I started learning Go and stumbled upon this Go Tour exercise of implementing a singly linked list. The only functions I implemented are an AddItem and a Print and this is the solution I had in mind.
package main
import (
"fmt"
)
// List represents a singly-linked list that holds
// values of any type.
type List[T any] struct {
next *List[T]
val T
}
func (li *List[T]) AddItem(val T) *List[T] {
// fmt.Println("Current:", li)
li.next = &List[T]{
next: nil,
val: val,
}
li = li.next // * This is not updating unless I do a return
// fmt.Println("Next:", li)
return li
}
func Print[T any](head *List[T]) {
i := 0
itr := head
for itr != nil {
fmt.Printf("(idx: %d, val: %d) next: %v\n", i, itr.val, itr.next)
i++
itr = itr.next
}
}
func main() {
ll := &List[int]{
next: nil,
val: 7,
}
head := ll
ll = ll.AddItem(2)
ll = ll.AddItem(3)
ll = ll.AddItem(6)
Print(head)
}
// OUTPUT (expected)
(idx: 0, val: 7) next: &{0xc000014270 2}
(idx: 1, val: 2) next: &{0xc000014280 3}
(idx: 2, val: 3) next: &{<nil> 6}
(idx: 3, val: 6) next: <nil>
The above function is working as intended.
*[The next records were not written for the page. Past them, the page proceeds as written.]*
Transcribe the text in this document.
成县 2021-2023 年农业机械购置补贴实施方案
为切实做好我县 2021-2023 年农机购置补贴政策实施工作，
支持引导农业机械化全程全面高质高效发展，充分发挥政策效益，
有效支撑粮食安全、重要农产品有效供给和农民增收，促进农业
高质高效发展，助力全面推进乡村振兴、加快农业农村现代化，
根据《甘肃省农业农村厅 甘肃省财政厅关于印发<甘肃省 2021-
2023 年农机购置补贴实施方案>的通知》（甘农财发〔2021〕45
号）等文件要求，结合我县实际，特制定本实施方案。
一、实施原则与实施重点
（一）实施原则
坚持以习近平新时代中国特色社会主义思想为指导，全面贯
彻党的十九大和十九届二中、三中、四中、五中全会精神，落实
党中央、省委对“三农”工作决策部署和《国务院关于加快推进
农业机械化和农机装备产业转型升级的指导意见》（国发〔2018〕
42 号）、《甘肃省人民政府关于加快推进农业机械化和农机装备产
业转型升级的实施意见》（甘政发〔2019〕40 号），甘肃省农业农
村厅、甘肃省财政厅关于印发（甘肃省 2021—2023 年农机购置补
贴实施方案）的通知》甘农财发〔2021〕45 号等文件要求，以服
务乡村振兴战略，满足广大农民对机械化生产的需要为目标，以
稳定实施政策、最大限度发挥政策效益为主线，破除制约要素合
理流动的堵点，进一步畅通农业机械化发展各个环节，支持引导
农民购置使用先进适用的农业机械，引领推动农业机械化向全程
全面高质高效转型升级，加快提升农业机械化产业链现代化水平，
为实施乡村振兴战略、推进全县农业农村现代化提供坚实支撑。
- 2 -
However, directly updating the receiver in the marked line instead of doing a return is where things go wrong, like this:
func (li *List[T]) AddItem(val T) {
// fmt.Println("Current:", li)
li.next = &List[T]{
next: nil,
val: val,
}
li = li.next // * This is expected to update `ll` in main itself but it does not
fmt.Println("Next:", li)// * This print is actually correct
}
func main() {
...
ll.AddItem(2)
ll.AddItem(3)
ll.AddItem(6)
Print(head)
}
// OUTPUT (unexpected)
(idx: 0, val: 7) next: &{<nil> 6}
(idx: 1, val: 6) next: <nil>
However this does not work and ll always points to the first value.
I found similar issues such as this one, this and this. Based on that, I tried directly updating the values and also using double pointers. Am I confusing something?